Focus on Skye – The Cuillin

The wonders of Skye are the subject of Garry’s
7-page Focus in our May issue, and here’s his bonus follow up: The Magnificent Cuillin

If the Trotternish hills can be described as the “other” ridge in Skye (see the full mag feature for more on this), it’s only because they have the Cuillin ridge as competition.

Many other ridges, not only in the UK but in Europe, come second to this magnificent stretch of mountains and it’s no wonder that they are an attraction both in summer and in winter for the world’s top mountaineers.

I have many happy memories of weekends scrambling about the ridge, camping in the lee of the Sligachan Inn and the Red Cuillin, or fighting off midges in Glen Brittle.

Hike, scramble, climb or ramble…

Skye is one of those places that once you visit you’ll want to go back to time and time again. You don’t have to polish off a Munro while you are there, although there are plenty to choose from.

For instance, a wander down Glen Sligachan is well worth it, and it will take you all the way down to Camasunary if you want to camp out over-night.

A walk up from Glen Brittle House takes you to beautiful Coire Lagan where Sgurr Alasdair (named after Sherriff Alexander Nicolson who made the first ascent in 1873) awaits.

This ascent is via the Great Stone Shoot. This is steep chimney of loose scree that can be a case of two steps up, one down most of the time and can be a bit gruelling. However, you are rewarded with a short scramble to the summit where the great expanse of the ridge unfolds before you.

Having not been there for a number of years, however, I don’t know how erosion or the thousands of boots that have ascended it (or both) will have affected it.

Once you’re on the ridge, much of the scrambling is reasonably straightforward, with some places that call for some basic rock-climbing.

You might have the best of equipment but that might prove useless unless you have a good head for heights. There are some narrow sections which call for a cool head and a sure foot.

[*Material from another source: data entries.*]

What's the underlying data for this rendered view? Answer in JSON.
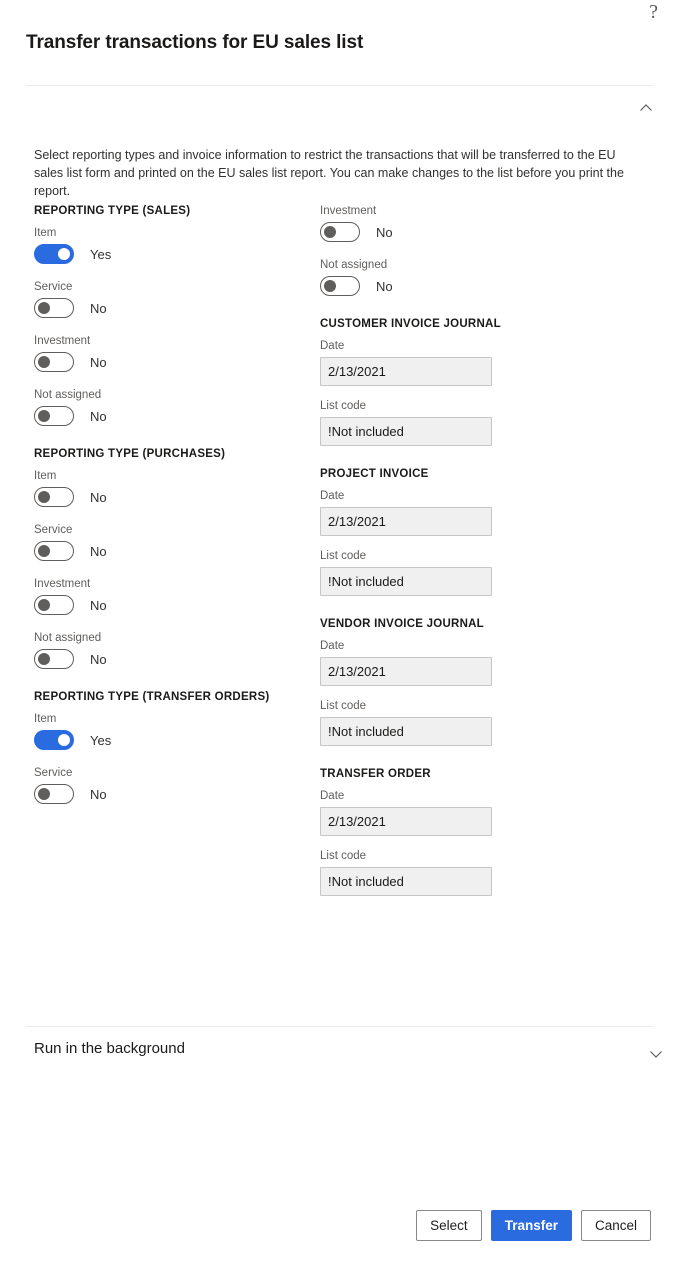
{
  "header": {
    "help_icon": "help-question-icon",
    "title": "Transfer transactions for EU sales list",
    "collapse_icon": "chevron-up-icon"
  },
  "intro": {
    "text": "Select reporting types and invoice information to restrict the transactions that will be transferred to the EU sales list form and printed on the EU sales list report. You can make changes to the list before you print the report."
  },
  "left_column": {
    "sales": {
      "heading": "REPORTING TYPE (SALES)",
      "fields": [
        {
          "label": "Item",
          "state": "Yes"
        },
        {
          "label": "Service",
          "state": "No"
        },
        {
          "label": "Investment",
          "state": "No"
        },
        {
          "label": "Not assigned",
          "state": "No"
        }
      ]
    },
    "purchases": {
      "heading": "REPORTING TYPE (PURCHASES)",
      "fields": [
        {
          "label": "Item",
          "state": "No"
        },
        {
          "label": "Service",
          "state": "No"
        },
        {
          "label": "Investment",
          "state": "No"
        },
        {
          "label": "Not assigned",
          "state": "No"
        }
      ]
    },
    "transfer_orders": {
      "heading": "REPORTING TYPE (TRANSFER ORDERS)",
      "fields": [
        {
          "label": "Item",
          "state": "Yes"
        },
        {
          "label": "Service",
          "state": "No"
        }
      ]
    }
  },
  "right_column": {
    "top_toggles": [
      {
        "label": "Investment",
        "state": "No"
      },
      {
        "label": "Not assigned",
        "state": "No"
      }
    ],
    "customer_invoice_journal": {
      "heading": "CUSTOMER INVOICE JOURNAL",
      "date_label": "Date",
      "date_value": "2/13/2021",
      "list_code_label": "List code",
      "list_code_value": "!Not included"
    },
    "project_invoice": {
      "heading": "PROJECT INVOICE",
      "date_label": "Date",
      "date_value": "2/13/2021",
      "list_code_label": "List code",
      "list_code_value": "!Not included"
    },
    "vendor_invoice_journal": {
      "heading": "VENDOR INVOICE JOURNAL",
      "date_label": "Date",
      "date_value": "2/13/2021",
      "list_code_label": "List code",
      "list_code_value": "!Not included"
    },
    "transfer_order": {
      "heading": "TRANSFER ORDER",
      "date_label": "Date",
      "date_value": "2/13/2021",
      "list_code_label": "List code",
      "list_code_value": "!Not included"
    }
  },
  "background_section": {
    "title": "Run in the background",
    "expand_icon": "chevron-down-icon"
  },
  "footer": {
    "select_label": "Select",
    "transfer_label": "Transfer",
    "cancel_label": "Cancel"
  },
  "colors": {
    "accent": "#2b6be0",
    "text": "#1b1a19",
    "muted_text": "#605e5c",
    "input_bg": "#f0f0f0",
    "border": "#c8c6c4"
  }
}
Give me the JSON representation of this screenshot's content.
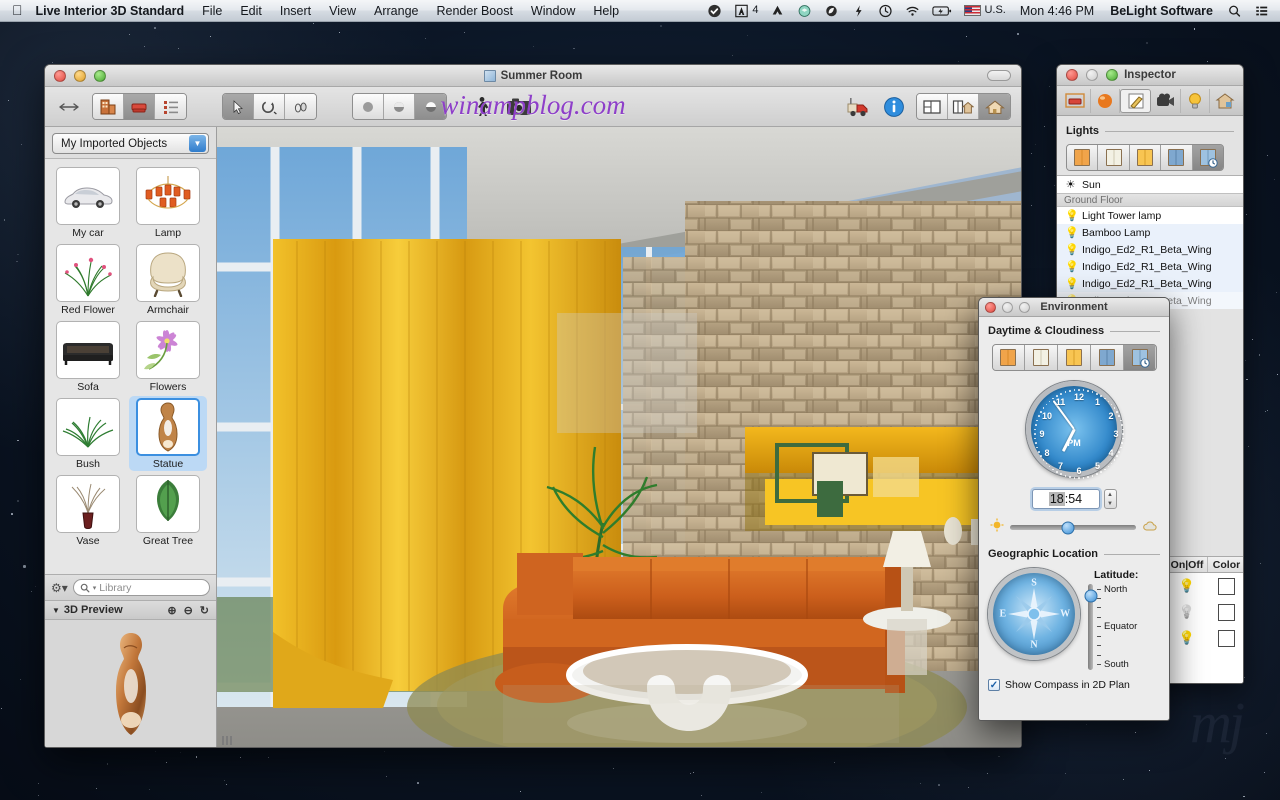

Make a point of visiting the In Pinn

It is the notorious Inaccessible Pinnacle, on Sgurr Dearg, and the most difficult Munro of them all. I’ve stood at the bottom and watched folk climb up and abseil down but have never been tempted to conquer it myself. Maybe one day…

If you want some challenging scrambling in some of Scotland’s most beautiful mountains, then the Cuillin are for you. It’s probably best to with someone who knows the lie of the land and just how big a test these mountains can be.

The ridge is not a place for the casual walker, but it’s an experience you’ll never forget.

Walk Highlands have a good guide on walks in the area – click here to have a browse.


The highest peak (and highest peak outwith n is Sgurr Alasdair at 992m (3,255 ft)

The Black Cuillln ridge is only seven miles long but can take up t0 20 hours to traverse. The record set in October 2013 stands at 2 hours, 59 minutes and 22 seconds (Gars-bheinn to Sgurr nan Gillean)

The last clan battle in Scotland was fought on the slopes of Bruach na Frithe in 1601 between the MacDonalds and the Macleods.

The Inaccessible Pinnacle is the scene of a death in Val McDermid’s “Trick of the Dark”.

The song The Road to the Isles mentions the Cuillin in the first verse and in each chorus.